True success in the STEM fields is not only dependent upon one’s dedication to innovation and study in the field, but to be aware of the world events and to understand that the commitment to science technology, engineering, and math are more than just academic disciplines. Knowledge and skills in these fields are key in identifying important issues and leading the way to intelligent solutions. However, keeping up with the news should not solely be the activity of political junkies. Those studying STEM should have a deeper understanding of how their fields can have a profound impact in political and social realms.

Reading a newspaperOn July 17, 2014, two events made the headlines. First, there was the tragic destruction of the Malaysian flight, MH17, carrying 298 passengers including the crew, that was brought down by a surface-to-air missile in Eastern Ukraine in an area controlled by pro-Russian separatists. It was also the second airline disaster this year. U.S. carriers had been directed by the Federal Aviation Administration (FAA) in April to avoid this area in the wake of the ongoing hostilities. Malaysian Airlines alleged that the pilot that day was somehow instructed to fly at 33,000 feet, 2,000 feet lower than what they had proposed, but 1,000 feet above the optimum altitude, meaning that the deviations were for reasons other than the flight path. The big chase weeks later was not only for the black box, which lay scattered among the debris at the crash site, but also for verification of the U.S. intelligence satellite images, phone intercepts, and navigating the media response, much of which pointed the finger at direct Russian involvement.

Often, we view the news and geopolitical conflicts as between politicians behind closed doors; however, our leaders depend on STEM experts to interpret data, which is what will hopefully happen with the black box of the Malaysian flight in Ukraine. We need STEM experts to make wise decisions, such as with the deviations in altitude and flight path and consider political conflicts as they arise.

On the other hand, the tech news almost always carries some significant social impact. Such is the case with the announcement by Satya Nadella, CEO of Microsoft, that 18,000 jobs would be eliminated in the coming year. Out of the 18,000 jobs to be cut, 12,500 were professional level and factory jobs.

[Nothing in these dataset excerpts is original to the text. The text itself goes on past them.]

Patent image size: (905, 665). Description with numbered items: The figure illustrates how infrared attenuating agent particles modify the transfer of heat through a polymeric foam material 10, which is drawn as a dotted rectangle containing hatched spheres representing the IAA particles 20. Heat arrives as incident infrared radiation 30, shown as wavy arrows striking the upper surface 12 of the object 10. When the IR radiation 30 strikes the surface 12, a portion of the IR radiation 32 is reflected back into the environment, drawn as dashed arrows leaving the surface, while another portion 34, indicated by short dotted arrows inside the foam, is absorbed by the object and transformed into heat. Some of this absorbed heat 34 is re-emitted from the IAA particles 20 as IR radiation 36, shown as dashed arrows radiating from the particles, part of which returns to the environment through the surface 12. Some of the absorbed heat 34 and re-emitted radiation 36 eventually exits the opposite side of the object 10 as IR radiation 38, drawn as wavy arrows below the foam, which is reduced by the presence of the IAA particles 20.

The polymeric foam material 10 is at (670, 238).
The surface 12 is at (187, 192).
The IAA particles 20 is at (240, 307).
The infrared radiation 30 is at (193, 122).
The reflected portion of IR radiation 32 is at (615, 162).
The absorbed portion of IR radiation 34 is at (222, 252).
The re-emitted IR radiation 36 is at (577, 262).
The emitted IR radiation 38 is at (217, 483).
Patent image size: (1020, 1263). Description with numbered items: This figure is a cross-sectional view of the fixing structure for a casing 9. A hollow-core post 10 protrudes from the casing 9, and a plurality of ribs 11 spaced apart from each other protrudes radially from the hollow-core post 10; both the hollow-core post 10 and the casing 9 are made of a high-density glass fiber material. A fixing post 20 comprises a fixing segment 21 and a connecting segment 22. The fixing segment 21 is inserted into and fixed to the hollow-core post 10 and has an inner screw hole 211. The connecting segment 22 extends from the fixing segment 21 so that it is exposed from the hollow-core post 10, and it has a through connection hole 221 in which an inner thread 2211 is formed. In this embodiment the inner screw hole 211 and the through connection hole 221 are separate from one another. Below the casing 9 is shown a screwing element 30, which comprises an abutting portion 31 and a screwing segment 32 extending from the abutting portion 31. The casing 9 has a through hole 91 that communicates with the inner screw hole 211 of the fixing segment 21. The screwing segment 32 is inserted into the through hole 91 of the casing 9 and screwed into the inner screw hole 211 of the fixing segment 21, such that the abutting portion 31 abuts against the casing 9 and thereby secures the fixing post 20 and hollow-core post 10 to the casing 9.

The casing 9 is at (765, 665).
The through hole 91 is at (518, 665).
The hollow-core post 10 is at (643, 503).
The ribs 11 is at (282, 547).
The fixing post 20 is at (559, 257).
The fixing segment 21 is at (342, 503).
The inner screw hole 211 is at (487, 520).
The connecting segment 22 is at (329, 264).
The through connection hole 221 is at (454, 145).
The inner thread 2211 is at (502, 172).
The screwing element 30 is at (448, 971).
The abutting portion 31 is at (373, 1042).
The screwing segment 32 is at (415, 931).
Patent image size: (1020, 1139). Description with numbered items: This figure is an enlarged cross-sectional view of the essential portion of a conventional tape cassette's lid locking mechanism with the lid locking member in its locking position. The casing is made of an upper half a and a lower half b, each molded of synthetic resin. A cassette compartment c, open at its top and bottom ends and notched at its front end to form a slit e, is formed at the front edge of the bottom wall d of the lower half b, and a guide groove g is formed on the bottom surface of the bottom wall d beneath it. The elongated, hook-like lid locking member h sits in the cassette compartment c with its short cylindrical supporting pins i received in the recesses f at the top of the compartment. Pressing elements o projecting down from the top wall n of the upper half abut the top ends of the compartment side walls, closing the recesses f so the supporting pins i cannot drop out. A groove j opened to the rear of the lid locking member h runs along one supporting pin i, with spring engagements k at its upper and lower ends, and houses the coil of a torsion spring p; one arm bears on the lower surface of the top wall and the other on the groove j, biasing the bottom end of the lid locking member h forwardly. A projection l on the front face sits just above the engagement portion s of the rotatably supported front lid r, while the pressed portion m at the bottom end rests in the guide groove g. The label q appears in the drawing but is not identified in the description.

Yes, the Microsoft layoffs were certainly not welcome news for the employees directly impacted by them, but a closer look at the Microsoft case presents an opportunity for students studying technology to understand the complexities of technological innovation and the social consequences, positive and negative.

One week prior to the layoff announcement Nadella distributed an internal memo about the role of value propositions. The memo discussed the importance of ambient intelligence and technology as the pathway for Microsoft’s future success. “We live in a mobile-first and cloud-first world,” Nadella wrote in the memo. Ambient technology requires powerful and pervasive computing. However enabling these devices are, they still present significant changes in our professional and private lives.

It is clear, with just these headline examples, that the skills of STEM professionals play a major role in political and societal events. The way STEM factors into politics and society-at-large is a fascinating discussion, one that challenges the future of STEM’s professionals to think bigger than themselves and their universities, but much more globally.